By Robert J. Samuelson

Peter Blake, author of the controversial bestseller God's Own Junkyard, called for a moratorium yesterday on all superhighway construction in the Boston metropolitan area until a long range masterplan has been developed for the city and its suburbs.

"The time has come for our cities to be shaped, not by highway engineers, but by urban designers and planners who start with the human needs of cities and then subordinate all the services required--including superhighways--to those human needs," he said at a press conference.

Blake, who is managing editor of Architectural Forum, was in Cambridge at the invitation of Edward L. Bernays, the founder of the Emergency Committee to Save Memorial Drive. God's Own Junkyard is an attack on the "planned deterioration of America's landscape."

Declaring that he was "delighted that it may not be too late to prevent the destruction of your Memorial Drive waterfront," Blake maintained that river banks and waterfronts are "desirable assets for a city."

"It seems to me it is more important for people to get to the water than to have cars running up and down a highway," he said.

From his experience, Blake observed, the construction of underpasses along Memorial Drive would probably lead to the eventual widening of the roadway into an expressway. He explained that small changes attract more cars, which create new and larger traffic problems and finally induce more extensive alterations.
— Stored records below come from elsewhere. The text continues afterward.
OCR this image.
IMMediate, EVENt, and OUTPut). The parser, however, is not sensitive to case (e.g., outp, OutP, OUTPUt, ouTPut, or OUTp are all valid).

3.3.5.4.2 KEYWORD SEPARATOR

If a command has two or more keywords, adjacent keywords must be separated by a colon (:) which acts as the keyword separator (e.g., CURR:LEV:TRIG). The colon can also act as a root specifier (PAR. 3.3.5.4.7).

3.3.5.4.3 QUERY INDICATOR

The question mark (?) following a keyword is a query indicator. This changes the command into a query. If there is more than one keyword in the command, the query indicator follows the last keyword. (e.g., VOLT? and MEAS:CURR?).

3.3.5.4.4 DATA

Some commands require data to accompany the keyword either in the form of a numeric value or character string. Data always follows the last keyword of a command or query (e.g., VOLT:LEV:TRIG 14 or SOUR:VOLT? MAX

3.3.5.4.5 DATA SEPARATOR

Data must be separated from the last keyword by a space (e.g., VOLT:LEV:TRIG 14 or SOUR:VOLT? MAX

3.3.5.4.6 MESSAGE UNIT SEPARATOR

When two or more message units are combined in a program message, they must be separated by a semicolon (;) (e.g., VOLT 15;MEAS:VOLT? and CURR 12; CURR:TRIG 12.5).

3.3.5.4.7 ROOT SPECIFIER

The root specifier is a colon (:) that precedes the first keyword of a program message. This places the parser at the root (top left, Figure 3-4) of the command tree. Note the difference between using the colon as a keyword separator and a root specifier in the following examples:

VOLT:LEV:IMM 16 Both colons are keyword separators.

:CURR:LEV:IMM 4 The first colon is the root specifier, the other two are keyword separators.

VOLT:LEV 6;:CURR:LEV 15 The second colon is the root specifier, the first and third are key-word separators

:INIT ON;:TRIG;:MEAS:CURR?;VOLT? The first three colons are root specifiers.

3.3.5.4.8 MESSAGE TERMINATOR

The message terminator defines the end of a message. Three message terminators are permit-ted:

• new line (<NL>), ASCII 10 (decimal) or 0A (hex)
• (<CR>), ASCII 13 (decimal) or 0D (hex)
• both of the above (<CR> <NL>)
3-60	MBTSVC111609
Blake singled out highway planners for special criticism. "We can no longer afford to have our cities, in effect, shaped or mis-shaped by technicians whose sole interest is getting so many thousands of cars per hour from one place to another."

"Their power is now so vast," he continued, "That once they have built their super highway in a wrong place--as they propose to do in Cambridge--no amount of urban design, however inspired can possibly erase that mistake."

Transportation problems must be solved, Blake said, through coordinated planning among different highway-building bureaus and other transit agencies. Such cooperation is not wide spread today, he noted. He emphasized, however, that all transportation solutions must be tailored to the overall priorities of urban design.

After the press conference, more than 60 people, including several state legislators from Cambridge and a number of city councillors, flocked to Bernays' home to hear Blake.